01 Mar 2011 @ 8:25 AM 

Published Brownsville Herald February 29, 2011

The best possible circumstances all result from free trade; the worst result from nanny government control. Those in favor of socialism often mis-describe, or just misunderstand, international trade.
A September letter to the editor from Jesse Dorsett asserted that if President Lincoln were alive today he would have added to his quote, “If you love labor, if you value the work of the American worker, then you have to hate free trade. …”
Shortly after I retired from a career with the U.S. Customs Service, where I was involved in enforcing our trade requirements, I taught a practical program in international trade at the University of Texas at Brownsville. During that program we examined and dispelled many policies such as the need to severely restrict and control trade to protect jobs.
Further, I cannot support any concept based on hate and have found that folks capable of attaching such an intense hostility find it difficult to accept reason and support acting out as a solution.
The most dangerous enemy to labor in this country is government control and standardization; not free trade!
That view of how we should relate to our neighbors would only mean isolation and encourage hostility, just as it did between England and its colonies.
The last thing we need is to bring back protectionism. It will not bring back our labor force, nor will it bring back our jobs!
The truth is that no government can create or send jobs anywhere by itself. It can only create some influences such as how import requirements are enforced, the increase or decrease of tariffs etc. Only business owners can create jobs, based on the ability to sell a product for more than it costs to make or buy it.
U.S. job loss has more to do with international trade dynamics. The prevailing theories are Heckscher and Ohlin’s theory of factor proportions: “A country that is relatively labor or finance abundant should specialize in production and export of that product that is labor or finance intensive,” and Vernon’s product cycle theory: “A country that has a comparative advantage in the production and export of an individual product changes over time as the technology of the products’ manufacture, matures.”
So, things are manufactured where it can be done most efficiently. This changes over time as the need for the product and the technology for making it change. If something can be made better and at lower cost in another country, the makers will tend to go there.
Legislatures affect how costs influence business far more than any president. Taxes, legal liabilities, entitlements and regulations all help or discourage business choices and where products are produced. Social conscience, while a necessary thing, has costs; and some of these costs make it impossible to continue some kinds of production and jobs in our economy.
Only a few years ago Germany was an economic powerhouse; however social benefits required that tax costs be increased enormously on “corporations and the rich.” This increase in socialism resulted in an unemployment rate of 15 percent and growing. The same thing happened to Ireland, which just a few years ago was the “golden choice” of the stock markets that funded higher investment and production.
We must also consider that the United States is on the precipice of reducing our number of available employees enormously in a few short years as the baby boomers retire faster than new workers can replace them.
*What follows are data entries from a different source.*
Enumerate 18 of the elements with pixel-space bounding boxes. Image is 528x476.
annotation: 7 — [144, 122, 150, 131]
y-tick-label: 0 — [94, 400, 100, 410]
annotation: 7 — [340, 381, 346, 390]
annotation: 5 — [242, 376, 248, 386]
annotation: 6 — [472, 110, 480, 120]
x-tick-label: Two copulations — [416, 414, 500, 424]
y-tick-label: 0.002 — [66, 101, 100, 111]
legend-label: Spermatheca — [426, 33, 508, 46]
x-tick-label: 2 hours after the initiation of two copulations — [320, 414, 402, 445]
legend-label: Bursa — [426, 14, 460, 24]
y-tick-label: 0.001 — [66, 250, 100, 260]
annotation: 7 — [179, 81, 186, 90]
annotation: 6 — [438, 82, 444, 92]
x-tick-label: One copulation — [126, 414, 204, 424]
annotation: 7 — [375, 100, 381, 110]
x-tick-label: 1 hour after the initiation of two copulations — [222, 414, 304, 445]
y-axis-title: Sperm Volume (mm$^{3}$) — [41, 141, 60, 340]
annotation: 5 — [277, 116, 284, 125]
New immigrants will be necessary to just to replace those leaving the work force and to pay into the social services that support the retirees. This will require a more efficient immigration system, not more restrictions.
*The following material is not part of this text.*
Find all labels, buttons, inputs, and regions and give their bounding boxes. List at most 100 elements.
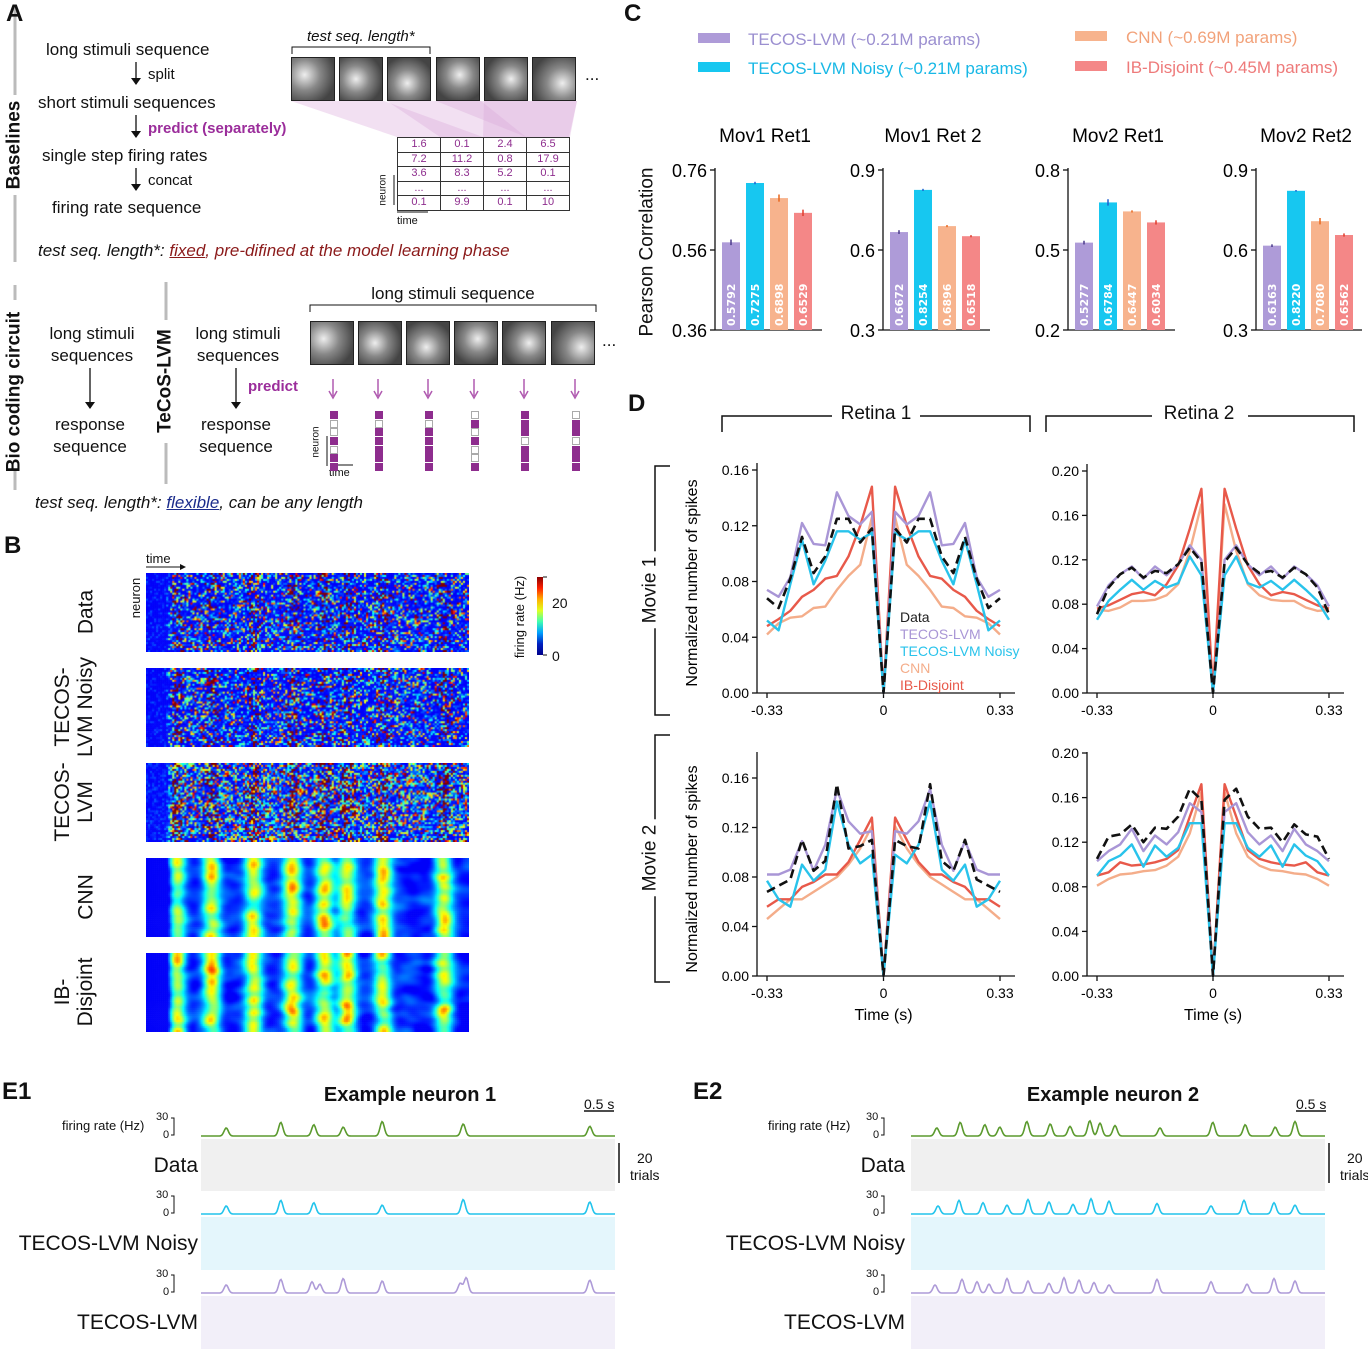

The bottom line is that we (not the president) are not only sending our jobs to India, China and Mexico, but we are creating a revolution to the traditional American system by creating more services and entitlements that the government must provide and more rules that companies and public institutions must follow and prove that they are following. These things have enormous costs to our ability to produce!
A last thought: I have heard a number of politicians and news people lately describing the federal retirement system as being too generous to the employees as they receive better benefits than others.
The Federal Employees Retirement System, according to former colleagues, promised to provide adequate resources for comfort in the “golden years” as living and health costs continue to rise. This estimate has proven true even in light of some recent investment issues, especially considering the complaints in the press that federal retirees are doing too well. Had we started changing the Social Security system to a similar program when it was proposed, perhaps the federal expenditures would not now be in such a mess. We need a government that will reduce government interference in our business and our personal lives. Then “We the people” can solve our problems as was contemplated those 235 years ago.